Obama’s NASCAR Moment
By Bernie Quigley
- for The Hill on 8/20/09
This President, unlike many, has what I would call an authentic personality, meaning he is naturally curious and interested in the world and responds naturally to originality and creativity no matter where he comes from. Then he also has an “official” nature; modified by his handlers. If you look, you can tell: He looks like he really likes this; or he’s just doing what they tell him to do or what he thinks a President should be doing in a situation like this. He has two smiles that go with it. The one, a huge, beaming, indomitable smile of joy that is present on every picture of his maternal grandfather.
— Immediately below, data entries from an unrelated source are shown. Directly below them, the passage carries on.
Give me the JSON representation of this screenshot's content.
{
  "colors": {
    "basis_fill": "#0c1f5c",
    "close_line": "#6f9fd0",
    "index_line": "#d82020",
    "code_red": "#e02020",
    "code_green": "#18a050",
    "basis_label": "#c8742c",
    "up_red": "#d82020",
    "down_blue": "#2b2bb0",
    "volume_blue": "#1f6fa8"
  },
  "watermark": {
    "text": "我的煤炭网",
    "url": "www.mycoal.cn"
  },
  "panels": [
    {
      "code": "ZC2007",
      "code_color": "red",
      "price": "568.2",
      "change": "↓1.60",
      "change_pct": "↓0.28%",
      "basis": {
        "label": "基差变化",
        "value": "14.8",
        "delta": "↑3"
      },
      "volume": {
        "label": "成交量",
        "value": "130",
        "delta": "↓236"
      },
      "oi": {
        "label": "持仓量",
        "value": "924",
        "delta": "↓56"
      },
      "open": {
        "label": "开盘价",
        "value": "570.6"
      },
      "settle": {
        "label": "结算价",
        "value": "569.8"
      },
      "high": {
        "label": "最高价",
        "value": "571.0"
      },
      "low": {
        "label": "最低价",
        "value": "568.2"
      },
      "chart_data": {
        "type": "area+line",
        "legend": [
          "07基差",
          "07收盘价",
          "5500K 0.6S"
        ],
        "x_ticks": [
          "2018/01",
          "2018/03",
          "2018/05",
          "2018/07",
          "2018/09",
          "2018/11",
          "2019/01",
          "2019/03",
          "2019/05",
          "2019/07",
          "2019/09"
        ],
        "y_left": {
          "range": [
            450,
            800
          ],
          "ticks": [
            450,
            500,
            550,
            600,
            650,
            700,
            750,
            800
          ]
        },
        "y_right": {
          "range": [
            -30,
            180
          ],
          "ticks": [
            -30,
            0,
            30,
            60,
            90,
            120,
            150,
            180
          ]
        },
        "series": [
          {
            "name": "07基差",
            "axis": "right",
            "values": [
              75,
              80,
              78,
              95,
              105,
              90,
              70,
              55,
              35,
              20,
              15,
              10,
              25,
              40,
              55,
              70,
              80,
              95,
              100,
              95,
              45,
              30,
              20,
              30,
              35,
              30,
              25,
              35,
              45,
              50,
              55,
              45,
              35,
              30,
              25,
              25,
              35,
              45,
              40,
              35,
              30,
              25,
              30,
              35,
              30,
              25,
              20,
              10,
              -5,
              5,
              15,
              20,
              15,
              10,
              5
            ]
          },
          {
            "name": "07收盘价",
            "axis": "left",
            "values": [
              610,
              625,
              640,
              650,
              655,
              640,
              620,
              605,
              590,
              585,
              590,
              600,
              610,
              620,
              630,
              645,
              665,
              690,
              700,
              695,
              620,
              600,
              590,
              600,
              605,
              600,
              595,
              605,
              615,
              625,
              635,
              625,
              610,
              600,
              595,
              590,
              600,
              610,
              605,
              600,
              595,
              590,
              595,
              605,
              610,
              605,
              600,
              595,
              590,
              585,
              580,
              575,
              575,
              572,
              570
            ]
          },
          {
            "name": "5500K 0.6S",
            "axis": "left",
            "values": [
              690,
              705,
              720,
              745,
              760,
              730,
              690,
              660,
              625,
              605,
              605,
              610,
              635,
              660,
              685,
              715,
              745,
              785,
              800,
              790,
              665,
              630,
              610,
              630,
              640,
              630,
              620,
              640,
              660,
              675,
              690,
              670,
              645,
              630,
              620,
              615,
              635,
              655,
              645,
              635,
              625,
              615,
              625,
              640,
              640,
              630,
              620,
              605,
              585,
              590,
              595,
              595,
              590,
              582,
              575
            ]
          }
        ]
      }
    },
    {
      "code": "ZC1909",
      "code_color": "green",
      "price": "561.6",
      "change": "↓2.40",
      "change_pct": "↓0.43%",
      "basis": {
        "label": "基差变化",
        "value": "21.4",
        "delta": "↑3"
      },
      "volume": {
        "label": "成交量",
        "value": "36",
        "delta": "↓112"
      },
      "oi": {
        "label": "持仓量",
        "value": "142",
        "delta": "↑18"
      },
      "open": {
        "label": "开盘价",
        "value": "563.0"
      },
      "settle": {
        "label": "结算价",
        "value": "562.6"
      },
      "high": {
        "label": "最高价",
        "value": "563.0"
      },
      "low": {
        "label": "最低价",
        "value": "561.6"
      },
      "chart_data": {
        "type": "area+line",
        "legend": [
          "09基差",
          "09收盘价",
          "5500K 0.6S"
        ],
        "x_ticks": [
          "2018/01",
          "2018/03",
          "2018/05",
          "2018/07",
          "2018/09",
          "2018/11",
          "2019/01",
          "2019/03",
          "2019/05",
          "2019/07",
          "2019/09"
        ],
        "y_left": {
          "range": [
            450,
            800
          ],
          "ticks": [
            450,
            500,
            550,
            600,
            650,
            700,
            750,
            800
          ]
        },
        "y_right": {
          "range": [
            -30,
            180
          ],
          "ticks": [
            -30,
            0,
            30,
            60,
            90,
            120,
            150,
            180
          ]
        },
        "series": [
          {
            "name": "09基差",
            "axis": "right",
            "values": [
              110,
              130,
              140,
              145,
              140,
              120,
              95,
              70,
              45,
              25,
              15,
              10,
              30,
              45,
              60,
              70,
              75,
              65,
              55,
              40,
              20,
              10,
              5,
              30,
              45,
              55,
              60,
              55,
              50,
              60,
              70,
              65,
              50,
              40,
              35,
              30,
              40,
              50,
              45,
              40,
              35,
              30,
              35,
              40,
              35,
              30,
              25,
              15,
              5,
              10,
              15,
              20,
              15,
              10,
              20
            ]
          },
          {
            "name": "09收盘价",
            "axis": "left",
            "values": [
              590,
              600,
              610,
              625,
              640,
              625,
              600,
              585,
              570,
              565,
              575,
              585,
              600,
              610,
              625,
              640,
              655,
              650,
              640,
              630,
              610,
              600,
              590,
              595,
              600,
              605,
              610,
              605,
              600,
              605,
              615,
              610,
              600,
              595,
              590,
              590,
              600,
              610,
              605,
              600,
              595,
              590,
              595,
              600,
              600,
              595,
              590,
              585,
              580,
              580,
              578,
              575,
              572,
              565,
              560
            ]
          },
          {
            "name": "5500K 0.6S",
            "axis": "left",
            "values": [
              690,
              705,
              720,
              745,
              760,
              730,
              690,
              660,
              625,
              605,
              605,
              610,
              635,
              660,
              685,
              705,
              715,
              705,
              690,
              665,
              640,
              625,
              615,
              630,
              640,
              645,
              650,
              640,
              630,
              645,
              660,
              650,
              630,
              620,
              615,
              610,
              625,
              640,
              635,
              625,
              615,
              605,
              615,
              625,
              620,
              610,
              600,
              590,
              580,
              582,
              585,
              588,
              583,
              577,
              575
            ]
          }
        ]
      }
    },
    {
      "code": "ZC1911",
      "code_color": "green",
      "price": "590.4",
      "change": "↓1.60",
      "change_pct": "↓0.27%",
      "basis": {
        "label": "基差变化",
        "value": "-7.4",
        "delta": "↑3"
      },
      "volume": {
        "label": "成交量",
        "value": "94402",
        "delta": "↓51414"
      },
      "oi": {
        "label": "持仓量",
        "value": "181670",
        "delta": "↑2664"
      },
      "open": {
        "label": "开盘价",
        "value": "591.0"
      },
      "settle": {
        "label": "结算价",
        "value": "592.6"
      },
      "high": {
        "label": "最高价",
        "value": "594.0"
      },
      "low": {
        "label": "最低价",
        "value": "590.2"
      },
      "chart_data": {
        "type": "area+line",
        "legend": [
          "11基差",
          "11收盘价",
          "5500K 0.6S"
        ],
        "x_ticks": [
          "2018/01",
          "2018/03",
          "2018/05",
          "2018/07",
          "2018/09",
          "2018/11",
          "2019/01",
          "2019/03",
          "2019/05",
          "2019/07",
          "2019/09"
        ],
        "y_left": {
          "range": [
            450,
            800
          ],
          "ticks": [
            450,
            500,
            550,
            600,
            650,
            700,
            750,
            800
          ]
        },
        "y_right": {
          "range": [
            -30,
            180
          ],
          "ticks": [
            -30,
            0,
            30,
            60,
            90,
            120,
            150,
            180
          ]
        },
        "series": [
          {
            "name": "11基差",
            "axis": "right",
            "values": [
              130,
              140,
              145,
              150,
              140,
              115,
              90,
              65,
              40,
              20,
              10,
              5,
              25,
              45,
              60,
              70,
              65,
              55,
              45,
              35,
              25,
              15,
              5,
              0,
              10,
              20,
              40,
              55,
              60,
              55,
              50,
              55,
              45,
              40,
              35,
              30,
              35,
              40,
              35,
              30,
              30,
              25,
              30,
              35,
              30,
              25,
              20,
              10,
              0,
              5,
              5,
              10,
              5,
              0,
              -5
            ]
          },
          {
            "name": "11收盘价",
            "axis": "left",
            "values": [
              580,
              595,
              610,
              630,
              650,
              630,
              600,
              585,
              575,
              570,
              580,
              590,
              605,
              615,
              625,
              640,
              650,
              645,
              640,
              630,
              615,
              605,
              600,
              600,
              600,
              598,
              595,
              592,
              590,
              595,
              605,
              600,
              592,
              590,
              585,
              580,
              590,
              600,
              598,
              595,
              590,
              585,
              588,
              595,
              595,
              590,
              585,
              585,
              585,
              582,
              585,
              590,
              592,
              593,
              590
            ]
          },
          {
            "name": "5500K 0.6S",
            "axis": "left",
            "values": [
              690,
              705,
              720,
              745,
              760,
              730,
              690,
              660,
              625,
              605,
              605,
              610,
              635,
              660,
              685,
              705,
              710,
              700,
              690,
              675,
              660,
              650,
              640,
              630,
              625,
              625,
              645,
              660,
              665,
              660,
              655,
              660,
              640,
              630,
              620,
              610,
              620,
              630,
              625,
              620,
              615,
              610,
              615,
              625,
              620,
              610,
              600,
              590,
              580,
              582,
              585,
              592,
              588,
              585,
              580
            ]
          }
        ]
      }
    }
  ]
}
The other, the attractive and stylish JFK smile with the casual wave. His picture today with 2008 NASCAR Sprint Cup Champion Jimmie Johnson on the South Lawn of the White House and his big car shows the President beaming, happy, and engaged. There is something in the animal that wants to go fast.
As a posse of pundits has been expecting pictures of him basking with Prof. Gates and New York’s elite at Martha’s Vineyard this week and waiting for his approval ratings to drop accordingly, we have been getting instead Obama and his girls at the Grand Canyon, most American of icons and here with NASCAR’s top drivers. Nice footwork by somebody. This is the President’s best public relations photo op moment since he ran for President.
The President is not a snob. But he has been led to the institutionalized voices of snobbery and pretension by people who are and it has hurt him. Obama might take a cure from Dave “Mudcat” Saunders, who advised Mark Warner in his successful run for Governor of Virginia. Mudcat got Warner to sponsor a NASCAR team and brought the Stanley Brothers to his events. Warner, now Senator from Virginia, like Obama, is a Harvard-educated lawyer and the vital, rural life force of the sweet hills of Wilkesboro where stock car racing got its start wouldn’t come naturally to him. But, like Obama, he seemed to enjoy the party.
Not everyone would, and it would show. NASCAR might be a touchstone for rising politicians. Bring them to an event. See if they look like they’d like to go fast too. Or see if they squirm.